While often surrounded by controversy, and admittedly constrained by their own criteria, Pouris believes university rankings nevertheless provide grounds for evaluation. He notes they are used by students, employers and others to inform decisions about universities.
“Officially, universities say they are not influenced by or interested in rankings. Unofficially, many compete strongly and take steps to be part of the lists. The reason is marketing, in the competition to attract the best researchers and students. Rated universities advertise their positions, while others find reasons why rankings should not apply to them.”
Last year, Pouris conducted a South African research ranking exercise, investigating the disciplinary strengths and international standing of local universities by measuring their inclusion in the top 1% of world institutions cited in the international scientific literature.
Pouris interrogated the 2005 US Essential Science Indicators (ESI) database of the Institute for Scientific Information. The ESI provides information on the top 1% of most cited institutions worldwide during the most recent 10 years across 22 scientific fields (each field has a citation frequency threshold of 1%).
He reported his findings in the Netherlands-based International Journal of Higher Education and Planning.
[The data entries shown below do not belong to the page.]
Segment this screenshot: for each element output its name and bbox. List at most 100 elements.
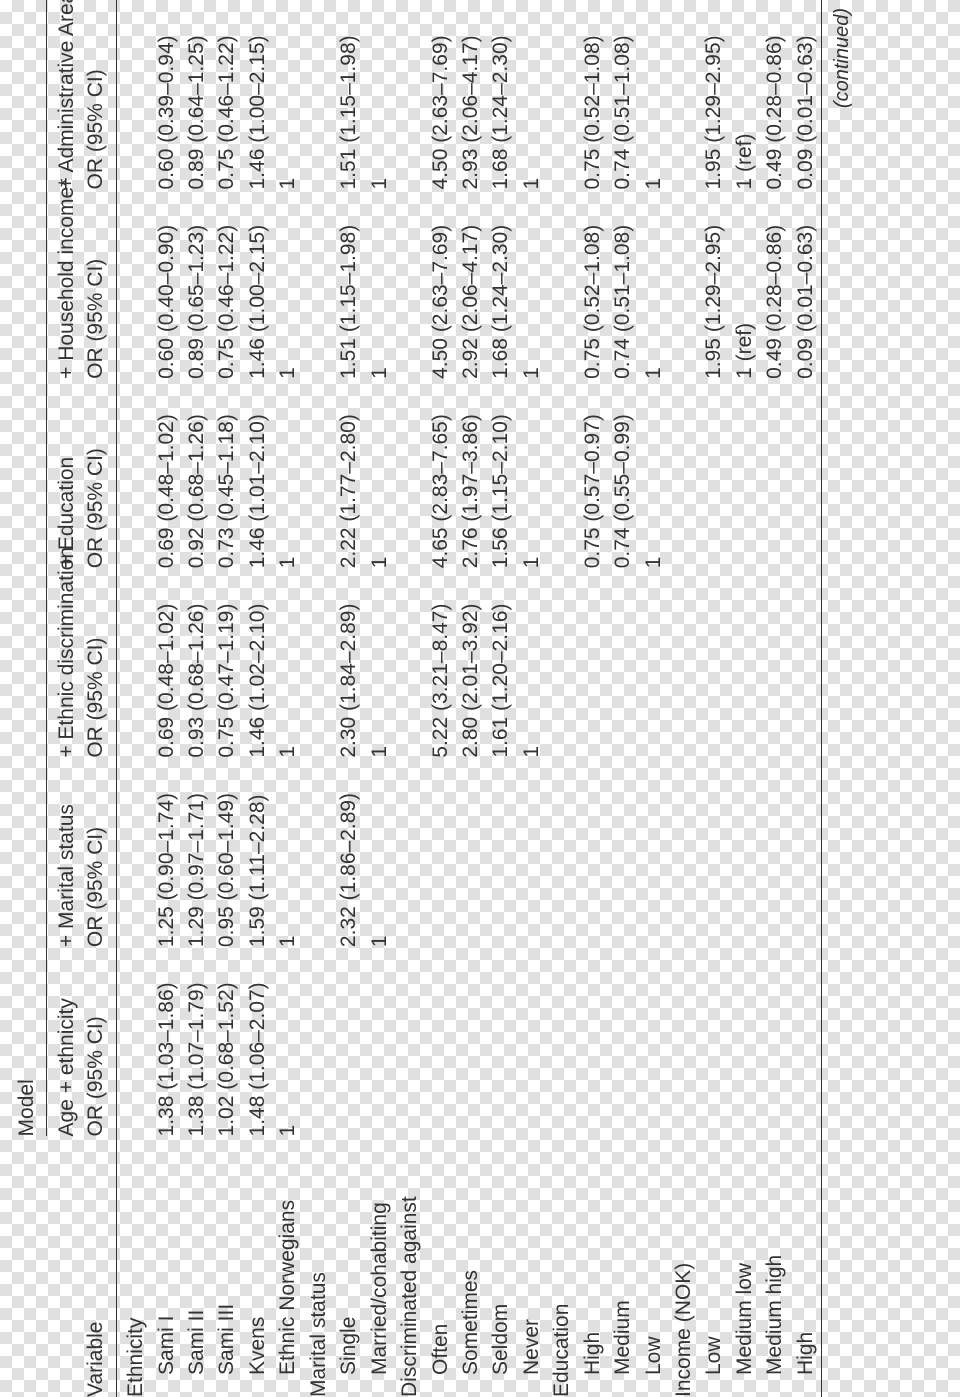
cell-value <box>699 568 729 757</box>
cell-value: 0.69 (0.48–1.02) <box>152 568 182 757</box>
row-label: Often <box>426 1136 456 1397</box>
row-label: Sami III <box>212 1136 242 1397</box>
row-label: High <box>791 1136 822 1397</box>
cell-value <box>578 758 608 947</box>
cell-value <box>699 758 729 947</box>
cell-value: 0.89 (0.64–1.25) <box>182 0 212 190</box>
cell-value <box>608 947 638 1136</box>
cell-value: 1 <box>365 190 395 379</box>
cell-value: 1.59 (1.11–2.28) <box>243 758 273 947</box>
col-header-4: + Household income* <box>47 190 81 379</box>
cell-value <box>791 758 822 947</box>
cell-value: 1 <box>639 190 669 379</box>
cell-value <box>791 947 822 1136</box>
cell-value: 0.74 (0.55–0.99) <box>608 379 638 568</box>
cell-value <box>699 947 729 1136</box>
cell-value <box>456 947 486 1136</box>
cell-value: 1.51 (1.15–1.98) <box>334 190 364 379</box>
cell-value: 1 <box>365 379 395 568</box>
cell-value: 0.74 (0.51–1.08) <box>608 0 638 190</box>
cell-value: 1.38 (1.03–1.86) <box>152 947 182 1136</box>
cell-value <box>608 568 638 757</box>
cell-value <box>608 758 638 947</box>
cell-value <box>456 758 486 947</box>
row-label: Single <box>334 1136 364 1397</box>
cell-value: 1 (ref) <box>730 190 760 379</box>
cell-value: 0.92 (0.68–1.26) <box>182 379 212 568</box>
or-ci-0: OR (95% CI) <box>82 947 117 1136</box>
cell-value <box>486 758 516 947</box>
cell-value: 0.09 (0.01–0.63) <box>791 190 822 379</box>
col-header-0: Age + ethnicity <box>47 947 81 1136</box>
col-header-2: + Ethnic discrimination <box>47 568 81 757</box>
cell-value: 2.30 (1.84–2.89) <box>334 568 364 757</box>
cell-value: 0.69 (0.48–1.02) <box>152 379 182 568</box>
row-label: Sami II <box>182 1136 212 1397</box>
cell-value: 2.92 (2.06–4.17) <box>456 190 486 379</box>
section-label: Education <box>547 1136 577 1397</box>
col-header-1: + Marital status <box>47 758 81 947</box>
or-ci-3: OR (95% CI) <box>82 379 117 568</box>
model-super-header: Model <box>0 0 47 1136</box>
cell-value: 2.32 (1.86–2.89) <box>334 758 364 947</box>
cell-value <box>639 568 669 757</box>
cell-value: 0.60 (0.39–0.94) <box>152 0 182 190</box>
cell-value: 2.22 (1.77–2.80) <box>334 379 364 568</box>
cell-value: 1 <box>639 0 669 190</box>
row-label: Married/cohabiting <box>365 1136 395 1397</box>
or-ci-1: OR (95% CI) <box>82 758 117 947</box>
cell-value: 1.46 (1.00–2.15) <box>243 190 273 379</box>
row-label: Medium low <box>730 1136 760 1397</box>
cell-value: 1.29 (0.97–1.71) <box>182 758 212 947</box>
cell-value: 1 (ref) <box>730 0 760 190</box>
cell-value: 4.50 (2.63–7.69) <box>426 0 456 190</box>
row-label: Sami I <box>152 1136 182 1397</box>
cell-value <box>578 568 608 757</box>
cell-value: 1 <box>517 568 547 757</box>
cell-value <box>578 947 608 1136</box>
cell-value <box>760 379 790 568</box>
cell-value: 0.09 (0.01–0.63) <box>791 0 822 190</box>
row-label: Sometimes <box>456 1136 486 1397</box>
cell-value: 0.49 (0.28–0.86) <box>760 0 790 190</box>
cell-value <box>639 947 669 1136</box>
cell-value: 1.51 (1.15–1.98) <box>334 0 364 190</box>
cell-value <box>426 947 456 1136</box>
cell-value <box>760 947 790 1136</box>
cell-value: 1.61 (1.20–2.16) <box>486 568 516 757</box>
or-ci-5: OR (95% CI) <box>82 0 117 190</box>
cell-value: 2.93 (2.06–4.17) <box>456 0 486 190</box>
col-header-3: + Education <box>47 379 81 568</box>
row-label: Seldom <box>486 1136 516 1397</box>
cell-value <box>517 758 547 947</box>
section-label: Marital status <box>304 1136 334 1397</box>
row-label: Low <box>639 1136 669 1397</box>
cell-value: 0.89 (0.65–1.23) <box>182 190 212 379</box>
cell-value: 1 <box>273 947 303 1136</box>
cell-value: 1 <box>273 568 303 757</box>
cell-value: 1 <box>273 758 303 947</box>
cell-value: 1 <box>517 379 547 568</box>
cell-value: 0.75 (0.57–0.97) <box>578 379 608 568</box>
cell-value: 0.75 (0.46–1.22) <box>212 190 242 379</box>
cell-value: 2.80 (2.01–3.92) <box>456 568 486 757</box>
cell-value: 1 <box>273 0 303 190</box>
row-label: Ethnic Norwegians <box>273 1136 303 1397</box>
row-label: Low <box>699 1136 729 1397</box>
cell-value <box>730 758 760 947</box>
continued-footer: (continued) <box>822 0 858 1397</box>
cell-value: 0.75 (0.52–1.08) <box>578 0 608 190</box>
cell-value <box>730 379 760 568</box>
section-label: Ethnicity <box>117 1136 152 1397</box>
cell-value <box>760 568 790 757</box>
cell-value: 1.56 (1.15–2.10) <box>486 379 516 568</box>
variable-header: Variable <box>82 1136 117 1397</box>
cell-value: 0.75 (0.46–1.22) <box>212 0 242 190</box>
cell-value: 2.76 (1.97–3.86) <box>456 379 486 568</box>
cell-value <box>791 568 822 757</box>
row-label: Kvens <box>243 1136 273 1397</box>
row-label: Medium high <box>760 1136 790 1397</box>
cell-value: 0.75 (0.52–1.08) <box>578 190 608 379</box>
cell-value: 4.50 (2.63–7.69) <box>426 190 456 379</box>
cell-value: 4.65 (2.83–7.65) <box>426 379 456 568</box>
South Africa ranked 36 out of 147 countries whose universities made the ESI citation thresholds. Pouris identified six universities that were included to a certain extent in the top 1% of the ESI, with citation ‘footprints’ in nine of the 22 broad scientific disciplines (institutions have to qualify in all scientific fields to be listed in the database).
The universities were Cape Town, Free State, KwaZulu-Natal, Pretoria, Stellenbosch and the Witwatersrand (Wits). Wits met the threshold in seven scientific fields, Cape Town in six, Pretoria and KwaZulu-Natal in four, and Stellenbosch and Free State in two.
While other South African universities produced internationally visible research, they did not make the top 1% threshold in any discipline. All six universities that did, had a presence in clinical medicine, and in plant and animal science. Three institutions – Cape Town, Pretoria and KwaZulu-Natal – were listed in environment and ecology, and three (Cape Town, Wits and KwaZulu-Natal) in the social sciences.
Pretoria and Wits had a presence in engineering, and Cape Town and Wits in geosciences, while Cape Town was the only university that met the threshold in biology and biochemistry, and only Wits was listed for chemistry and for materials science.
In environment and ecology, Cape Town was ranked 103 among the world’s universities; in geosciences Wits was ranked 166 worldwide; and in plant and animal science Cape Town was ranked 188 and Pretoria 200 in the world.
Pouris’ research led him to conclude that South Africa was not effectively supporting fields of research in which it excels. That was because the government is not sufficiently focused on areas of established excellence, is not pumping enough funding into university-based research and is not properly implementing the research priorities that it identifies.
“We need to put our money where our mouth is,” he said.